Divorce is hard, but when a third party gets involved in your marriage and it ends, the pain is even worse. Maybe you had an overbearing and meddling mother in law who never liked you from the start, and she chipped away at your marriage in various ways resulting in its demise. Or perhaps you or your spouse were married before and have kids from that marriage, and that ex continually meddled in your marriage and personal family affairs to the point where everything fell apart.
What is it?
Alienation of affection, or ‘heart balm’ torts are cases brought in civil court when a third party interferes with an otherwise happy marriage. Many states have eliminated these suits, but North Carolina still has the law on its books. A case decided in 2017 affirmed that these laws remain constitutional, because the State has a strong public policy interest in protecting the promise of marriage.

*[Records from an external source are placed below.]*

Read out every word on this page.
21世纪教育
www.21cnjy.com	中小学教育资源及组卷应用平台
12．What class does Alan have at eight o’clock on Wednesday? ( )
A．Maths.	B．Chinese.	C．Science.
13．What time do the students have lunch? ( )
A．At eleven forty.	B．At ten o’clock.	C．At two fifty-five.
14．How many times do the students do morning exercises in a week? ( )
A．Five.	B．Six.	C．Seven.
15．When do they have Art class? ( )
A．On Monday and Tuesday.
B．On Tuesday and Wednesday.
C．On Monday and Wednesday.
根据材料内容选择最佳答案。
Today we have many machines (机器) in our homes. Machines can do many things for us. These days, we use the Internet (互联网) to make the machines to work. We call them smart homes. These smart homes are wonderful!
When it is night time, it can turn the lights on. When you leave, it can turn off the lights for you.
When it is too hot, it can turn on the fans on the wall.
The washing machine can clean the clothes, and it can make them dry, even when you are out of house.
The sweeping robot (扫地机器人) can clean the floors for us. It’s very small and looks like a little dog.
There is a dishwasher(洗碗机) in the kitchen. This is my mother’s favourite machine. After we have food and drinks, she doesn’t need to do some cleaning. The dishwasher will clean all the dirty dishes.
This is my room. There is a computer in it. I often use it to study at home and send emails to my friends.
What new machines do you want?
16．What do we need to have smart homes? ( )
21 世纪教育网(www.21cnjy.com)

Is it restricted to cheating third parties?
A suit is typically brought against someone who has engaged in infidelity with your spouse, but it can be brought against anyone who interfered in your marriage, such as in-laws, parents, or even a former ex-spouse from a marriage prior to your current one.
In order to have a valid claim for a heart balm action, your marriage and circumstances needs to show the following elements through evidence in court:
- You and your spouse had a loving marriage;
- The third party knew about your marriage, and interfered anyway;
- The malicious actions of that third party was the primary cause which resulted in the marriage ending;
- You were harmed by the acts of the third party.
These suits are often filed with criminal conversation and intentional infliction of emotional distress claims.
Divorce is hard, no matter the circumstances
Dealing with infidelity, meddling persons and divorce is all very stressful. The best thing to do is to speak with your attorney and see if you have a strong enough case to move forward. A heart balm action is an entirely different court case from your divorce, so child custody or property division is handled separately.